Can't be any more wrong. You must be one of these types who think you know everything (there is no shortage around here). Trading profits are always excluded from SE tax with several exceptions. Plus your single member S corp thing to get around SE (that you shouldn't even be paying anyway) good luck when you get audited on that one.
and Tiddly...you really shouldn't be giving out incorrect tax advice because some poor sap might even follow it and get in trouble with IRS.
It appears my post has been misunderstood. !. Unless one has an enormous amount of business expenses, I don't see where being able to deduct expenses would be an advantage to file for trader status. Perhaps being able to fund a retirement account, purchase of insurance, etc... could be an incentive. 2. It appears to me that in order to maintain a trader status under the IRS rules, one may have a tendency to overtrade to meet the guidelines. 3. What affect does the IRS rule that all holding at the end of the taxable year must be considered closed and establish a new cost basis have on a trading strategy? 4. Since the major portion of your income must come from trading this could be a hindrance to seeking trader status to someone with sufficient income from other sources. Of course, being able to avoid wash sales and the limitation on losses would be a positive.

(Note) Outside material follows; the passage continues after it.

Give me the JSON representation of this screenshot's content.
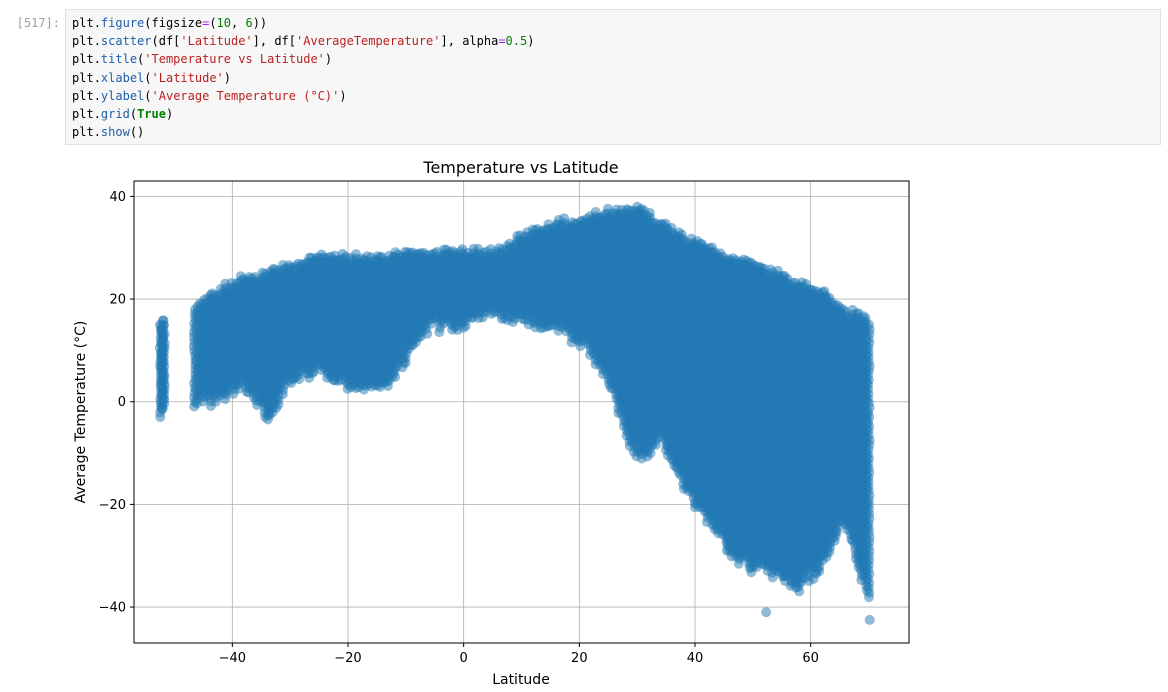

To qualify for trader status you need 720 trades per year and the trades have to be 30 days or shorter. You can have investment expenses other than commissions eg subscriptions, office space, trading computers, trading assistant/ programmer etc.. Advantage of trader status is the ability to write off trading losses in excess of $3k and earned income...
Chartman: You can deduct home office expense directly. There are 2 ways, there is a flat rate, or a calculated method based on sq footage in relation to your home. As for other expenses, you can deduct those as miscellaneous deduction/expense, but only if you itemize deductions, and only the amount over the miscellaneous deductions 2% of AGI threshold. Trader status is nothing you should have to "strive to maintain" as you've implied. Either you meet the qualifications or not. It is not a variable that should affect day to day trading, at all. As for MTM, all profits and losses are taken in the current tax year, whether realized or not. Good luck.
Anyone reading this......please don't take the advice you see written in this thread and use it to make tax filing decisions. Seek out appropriate tax advice from an accountant/attorney who understands trading tax law.